La sua conoscenza era davvero impressionante; sembrava conoscere ogni tipo di uccello, pesce e pianta esistente.
Capiva come funzionava la natura; sapeva spiegare perfettamente le relazioni tra predatori e prede, e sapeva come seguire le tracce di diversi animali.
Temevo di annoiarlo con tutti i miei discorsi sulla fotografia e le storie della scuola, ma Ben faceva molte domande e ascoltava attentamente.
Per tutta la vita, avevo sempre sentito che le conversazioni funzionavano con ogni persona che aspettava mentre l'altra parlava per poter condividere le proprie idee.
Ma con Ben era diverso. Ben sembrava più interessato ad apprendere informazioni che a condividerle. Le sue reazioni non erano mai finte; erano reali, oneste e senza paura.

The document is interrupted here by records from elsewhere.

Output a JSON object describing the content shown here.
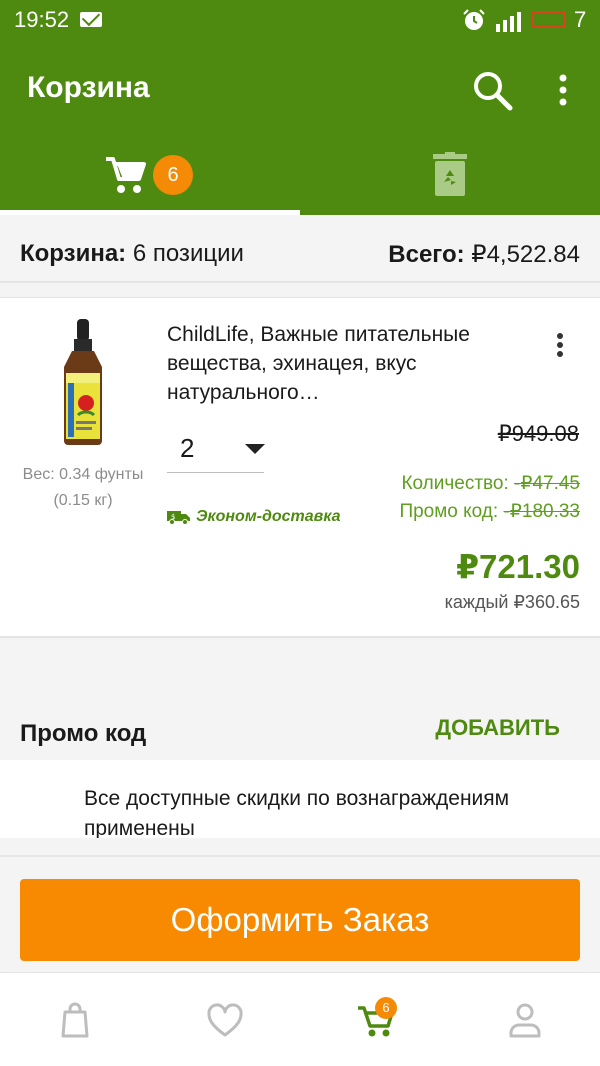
{
  "status_bar": {
    "time": "19:52",
    "battery_percent": "7"
  },
  "app_bar": {
    "title": "Корзина",
    "cart_tab_badge": "6"
  },
  "summary": {
    "label": "Корзина:",
    "count_text": "6 позиции",
    "total_label": "Всего:",
    "total_value": "₽4,522.84"
  },
  "product": {
    "title": "ChildLife, Важные питательные вещества, эхинацея, вкус натурального…",
    "weight_lb": "Вес: 0.34 фунты",
    "weight_kg": "(0.15 кг)",
    "quantity": "2",
    "price_original": "₽949.08",
    "discount_qty_label": "Количество:",
    "discount_qty_value": "-₽47.45",
    "discount_promo_label": "Промо код:",
    "discount_promo_value": "-₽180.33",
    "shipping": "Эконом-доставка",
    "price_final": "₽721.30",
    "price_each_label": "каждый",
    "price_each_value": "₽360.65"
  },
  "promo": {
    "title": "Промо код",
    "add_label": "ДОБАВИТЬ",
    "rewards_text": "Все доступные скидки по вознаграждениям применены"
  },
  "checkout": {
    "button_label": "Оформить Заказ"
  },
  "bottom_nav": {
    "cart_badge": "6"
  },
  "colors": {
    "brand_green": "#4f8a10",
    "accent_orange": "#f78a00",
    "discount_green": "#5f9e1f"
  }
}
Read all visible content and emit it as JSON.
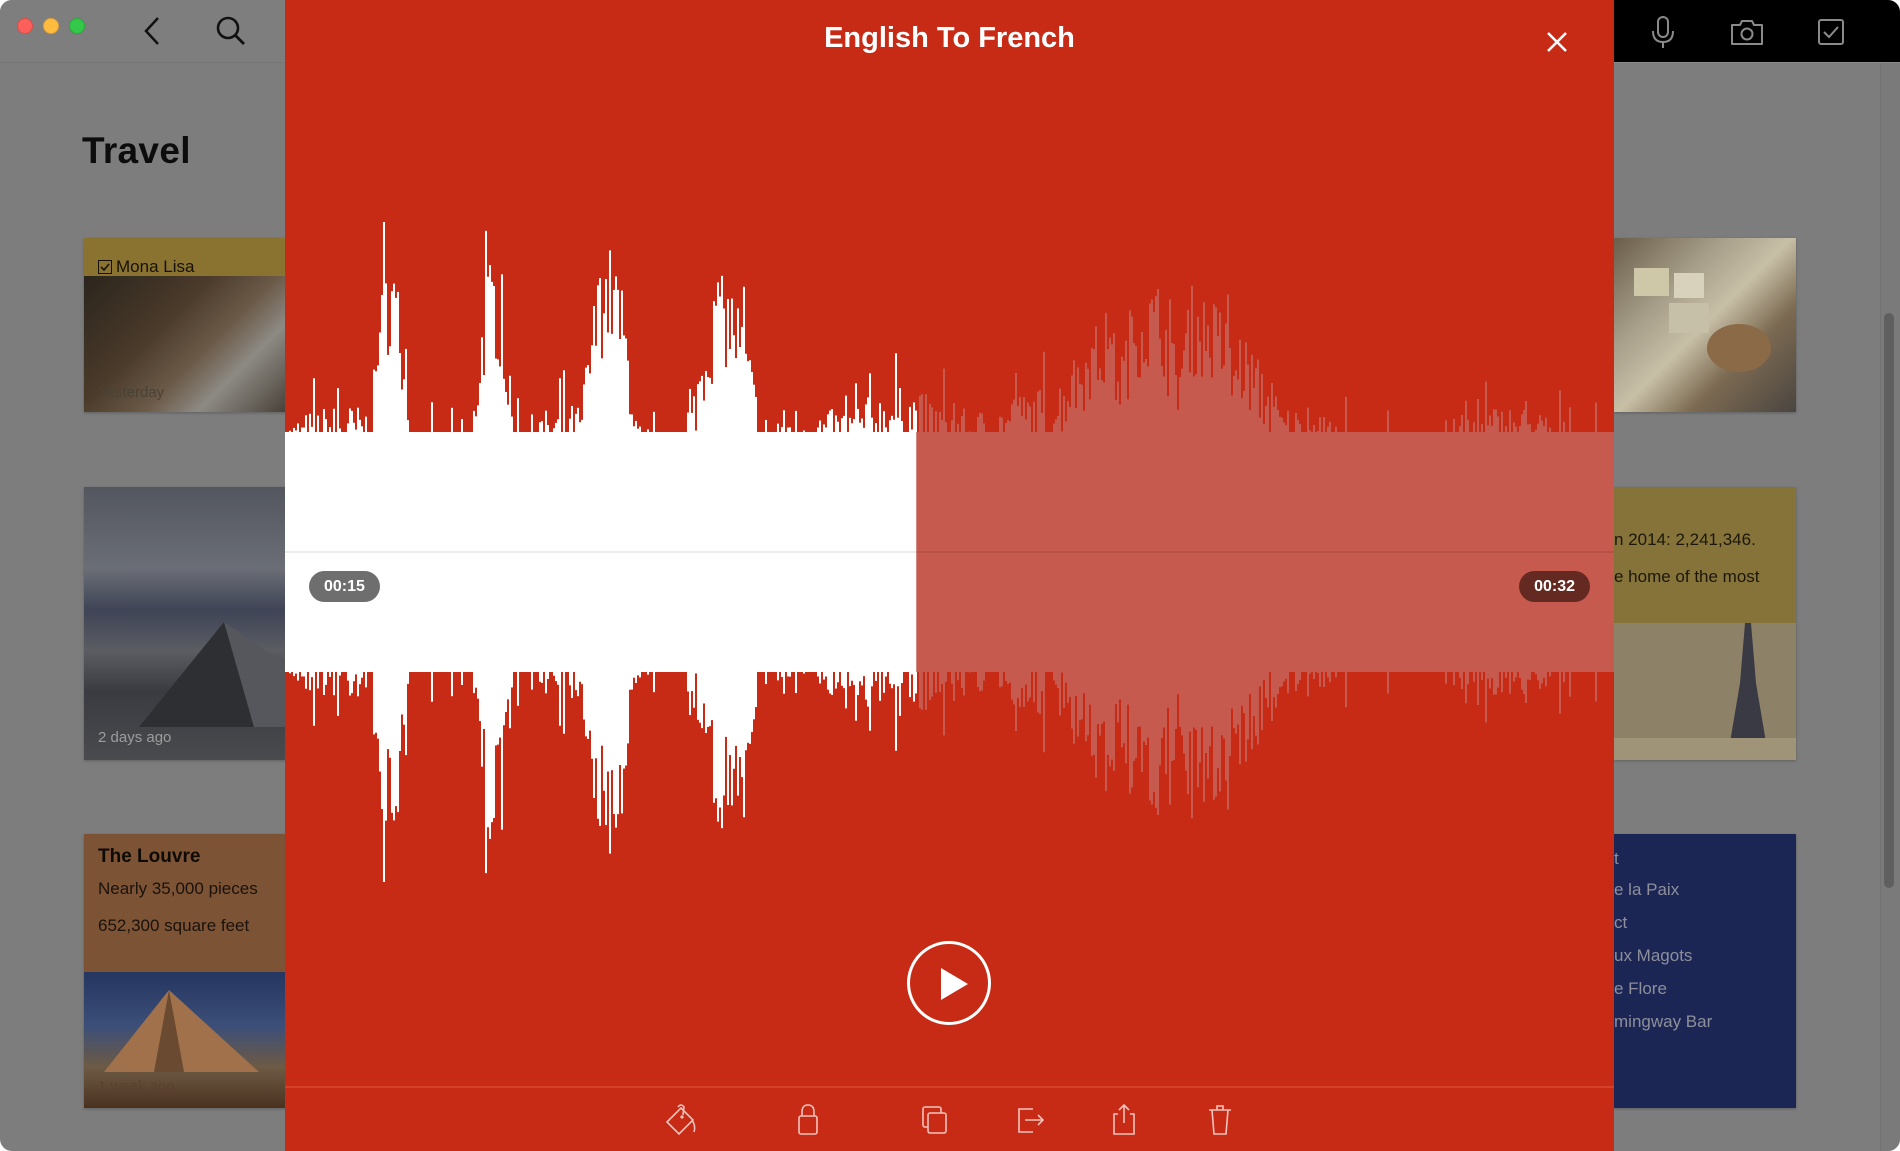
{
  "window": {
    "toolbar_left": {
      "buttons": [
        {
          "name": "close-window",
          "icon": "traffic-red"
        },
        {
          "name": "minimize-window",
          "icon": "traffic-yellow"
        },
        {
          "name": "zoom-window",
          "icon": "traffic-green"
        },
        {
          "name": "back",
          "icon": "chevron-left-icon"
        },
        {
          "name": "search",
          "icon": "search-icon"
        }
      ]
    },
    "toolbar_right": {
      "buttons": [
        {
          "name": "record-audio",
          "icon": "microphone-icon"
        },
        {
          "name": "add-photo",
          "icon": "camera-icon"
        },
        {
          "name": "add-checklist",
          "icon": "checkbox-icon"
        }
      ]
    }
  },
  "notebook": {
    "title": "Travel",
    "cards_left": [
      {
        "title": "Mona Lisa",
        "has_checkbox": true,
        "time": "Yesterday",
        "color": "#8a7331"
      },
      {
        "title": "",
        "time": "2 days ago",
        "color": "#4a4d55"
      },
      {
        "title": "The Louvre",
        "lines": [
          "Nearly 35,000 pieces",
          "652,300 square feet"
        ],
        "time": "1 week ago",
        "color": "#7d5336"
      }
    ],
    "cards_right": [
      {
        "title": "",
        "time": "",
        "color": "#6a6450"
      },
      {
        "lines": [
          "n 2014: 2,241,346.",
          "e home of the most"
        ],
        "color": "#85733a"
      },
      {
        "lines": [
          "t",
          "e la Paix",
          "ct",
          "ux Magots",
          "e Flore",
          "mingway Bar"
        ],
        "color": "#1c2655"
      }
    ]
  },
  "audio_player": {
    "title": "English To French",
    "elapsed": "00:15",
    "remaining": "00:32",
    "progress_fraction": 0.475,
    "colors": {
      "background": "#c72a15",
      "played": "#ffffff",
      "unplayed": "#c65a4f",
      "elapsed_badge": "#6e6e6e",
      "remaining_badge": "#642a22"
    },
    "toolbar": [
      {
        "name": "color",
        "icon": "paint-bucket-icon"
      },
      {
        "name": "lock",
        "icon": "lock-icon"
      },
      {
        "name": "duplicate",
        "icon": "duplicate-icon"
      },
      {
        "name": "move",
        "icon": "move-icon"
      },
      {
        "name": "share",
        "icon": "share-icon"
      },
      {
        "name": "delete",
        "icon": "trash-icon"
      }
    ]
  }
}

Gli interessavano le mie idee, esperienze e opinioni. Voleva sempre saperne di più ma non insisteva mai quando diventava troppo personale o mi faceva sentire inferiore a lui.

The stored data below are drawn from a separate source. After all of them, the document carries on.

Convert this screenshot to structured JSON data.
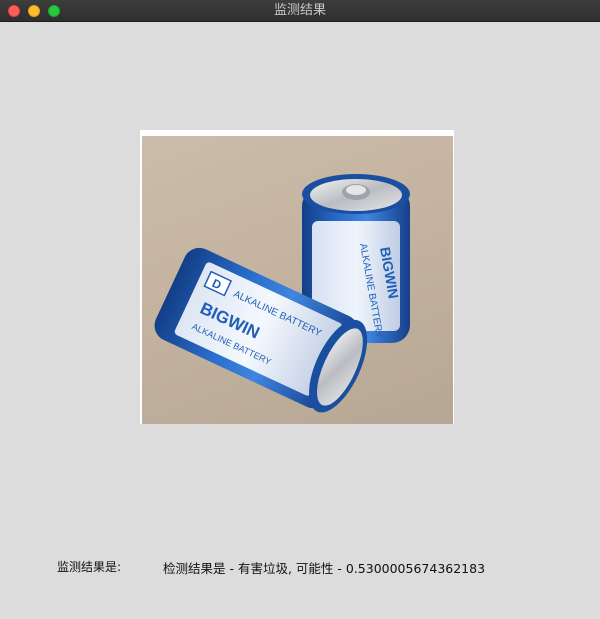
{
  "window": {
    "title": "监测结果"
  },
  "image": {
    "subject": "two D-size alkaline batteries",
    "battery_brand": "BIGWIN",
    "battery_text": "ALKALINE BATTERY",
    "battery_size": "D",
    "colors": {
      "battery_blue": "#1f5fb8",
      "background": "#c3b39f"
    }
  },
  "result": {
    "label": "监测结果是:",
    "text": "检测结果是 - 有害垃圾, 可能性 - 0.5300005674362183"
  }
}
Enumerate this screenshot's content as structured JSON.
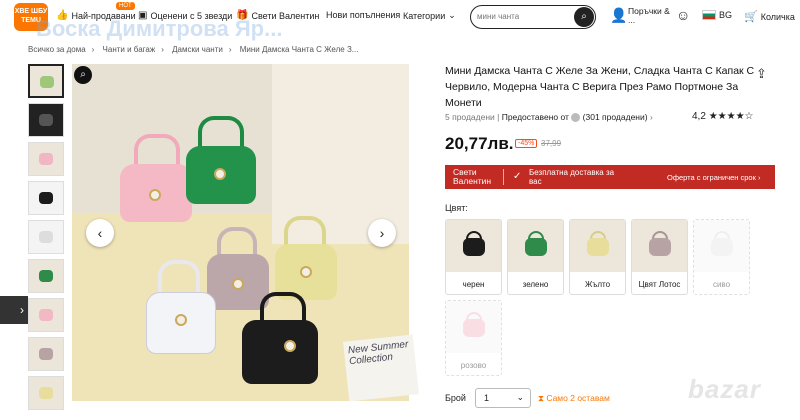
{
  "header": {
    "logo_lines": [
      "ХВЕ ШБУ",
      "TEMU"
    ],
    "hot_badge": "HOT",
    "nav": [
      {
        "label": "Най-продавани",
        "icon": "thumbs-up-icon"
      },
      {
        "label": "Оценени с 5 звезди",
        "icon": "star-box-icon"
      },
      {
        "label": "Свети Валентин",
        "icon": "gift-icon"
      },
      {
        "label": "Нови попълнения",
        "icon": ""
      },
      {
        "label": "Категории",
        "icon": "chevron-down-icon"
      }
    ],
    "search_placeholder": "мини чанта",
    "orders_label": "Поръчки & ...",
    "lang": "BG",
    "cart_label": "Количка",
    "watermark": "Воска Димитрова Яр..."
  },
  "breadcrumb": [
    "Всичко за дома",
    "Чанти и багаж",
    "Дамски чанти",
    "Мини Дамска Чанта С Желе З..."
  ],
  "product": {
    "title": "Мини Дамска Чанта С Желе За Жени, Сладка Чанта С Капак С Червило, Модерна Чанта С Верига През Рамо Портмоне За Монети",
    "sold": "5 продадени",
    "provided_by": "Предоставено от",
    "seller_sold": "(301 продадени)",
    "rating": "4,2",
    "price": "20,77лв.",
    "discount": "-45%",
    "old_price": "37,99",
    "book_text": "New Summer Collection"
  },
  "banner": {
    "left": "Свети Валентин",
    "middle": "Безплатна доставка за вас",
    "right": "Оферта с ограничен срок"
  },
  "color_label": "Цвят:",
  "colors": [
    {
      "label": "черен",
      "swatch": "#1c1c1c"
    },
    {
      "label": "зелено",
      "swatch": "#2e8b4a"
    },
    {
      "label": "Жълто",
      "swatch": "#e8dd9a"
    },
    {
      "label": "Цвят Лотос",
      "swatch": "#b7a3a3"
    },
    {
      "label": "сиво",
      "swatch": "#e6e6e6"
    },
    {
      "label": "розово",
      "swatch": "#f2b8c4"
    }
  ],
  "quantity": {
    "label": "Брой",
    "value": "1",
    "stock": "Само 2 оставам"
  },
  "watermark_brand": "bazar"
}
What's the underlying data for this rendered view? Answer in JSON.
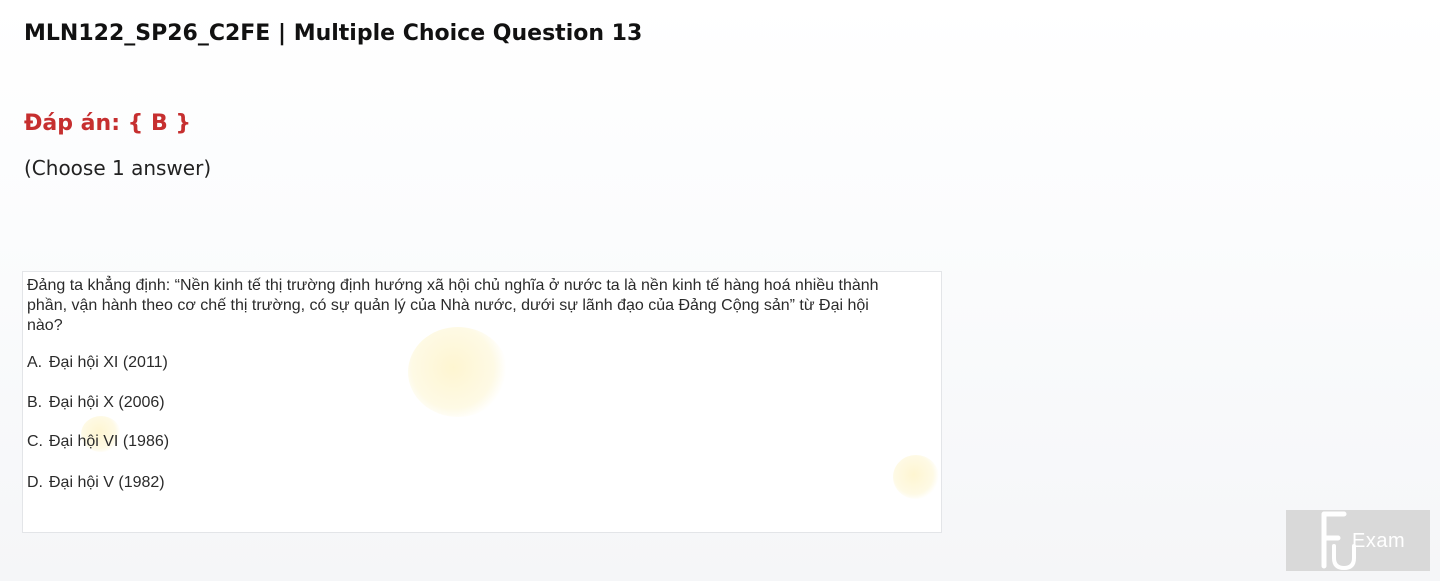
{
  "page": {
    "title": "MLN122_SP26_C2FE | Multiple Choice Question 13",
    "answer": "Đáp án: { B }",
    "instruction": "(Choose 1 answer)"
  },
  "question": {
    "text": "Đảng ta khẳng định: “Nền kinh tế thị trường định hướng xã hội chủ nghĩa ở nước ta là nền kinh tế hàng hoá nhiều thành phần, vận hành theo cơ chế thị trường, có sự quản lý của Nhà nước, dưới sự lãnh đạo của Đảng Cộng sản” từ Đại hội nào?",
    "options": [
      {
        "letter": "A.",
        "text": "Đại hội XI (2011)"
      },
      {
        "letter": "B.",
        "text": "Đại hội X (2006)"
      },
      {
        "letter": "C.",
        "text": "Đại hội VI (1986)"
      },
      {
        "letter": "D.",
        "text": "Đại hội V (1982)"
      }
    ]
  },
  "watermark": {
    "text": "Exam",
    "icon": "fu-logo-icon"
  },
  "colors": {
    "answer": "#c62f2f",
    "title": "#111111",
    "watermark_bg": "#d9d9d9"
  }
}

Quando non sapevo qualcosa, mi dava la risposta senza farmi sentire piccola. Parlare con lui era come parlare con una parte di me stessa che non avevo mai conosciuto prima.
Era facile, semplice e naturale. Era gratificante, emozionante e vivace. Era dolce, gentile e bellissimo.
Parlammo finché le nostre voci non divennero roche e il bosco si fece silenzioso. I nostri tè erano freddi e intatti; mangiammo lentamente il cibo mentre ci sentivamo sempre più a nostro agio l'uno con l'altra.
Ben cercò di farmi andare via, ma insistetti per aiutarlo a pulire, sperando segretamente in qualche minuto in più prima che mi accompagnasse a casa.
Impilai i piatti e presi una tazza di tè mentre Ben prendeva il resto, chiedendomi degli sport che praticavo da bambina.
Risi mentre entravamo dalla porta sul retro in cucina, sul punto di raccontargli la mia storia della piccola lega quando sentii le braccia indebolirsi e tutto ciò che avevo in mano cadde a terra e si ruppe.
Ben imprecò, ma lo sentii a malapena perché in piedi in mezzo alla sua cucina c'era un lupo.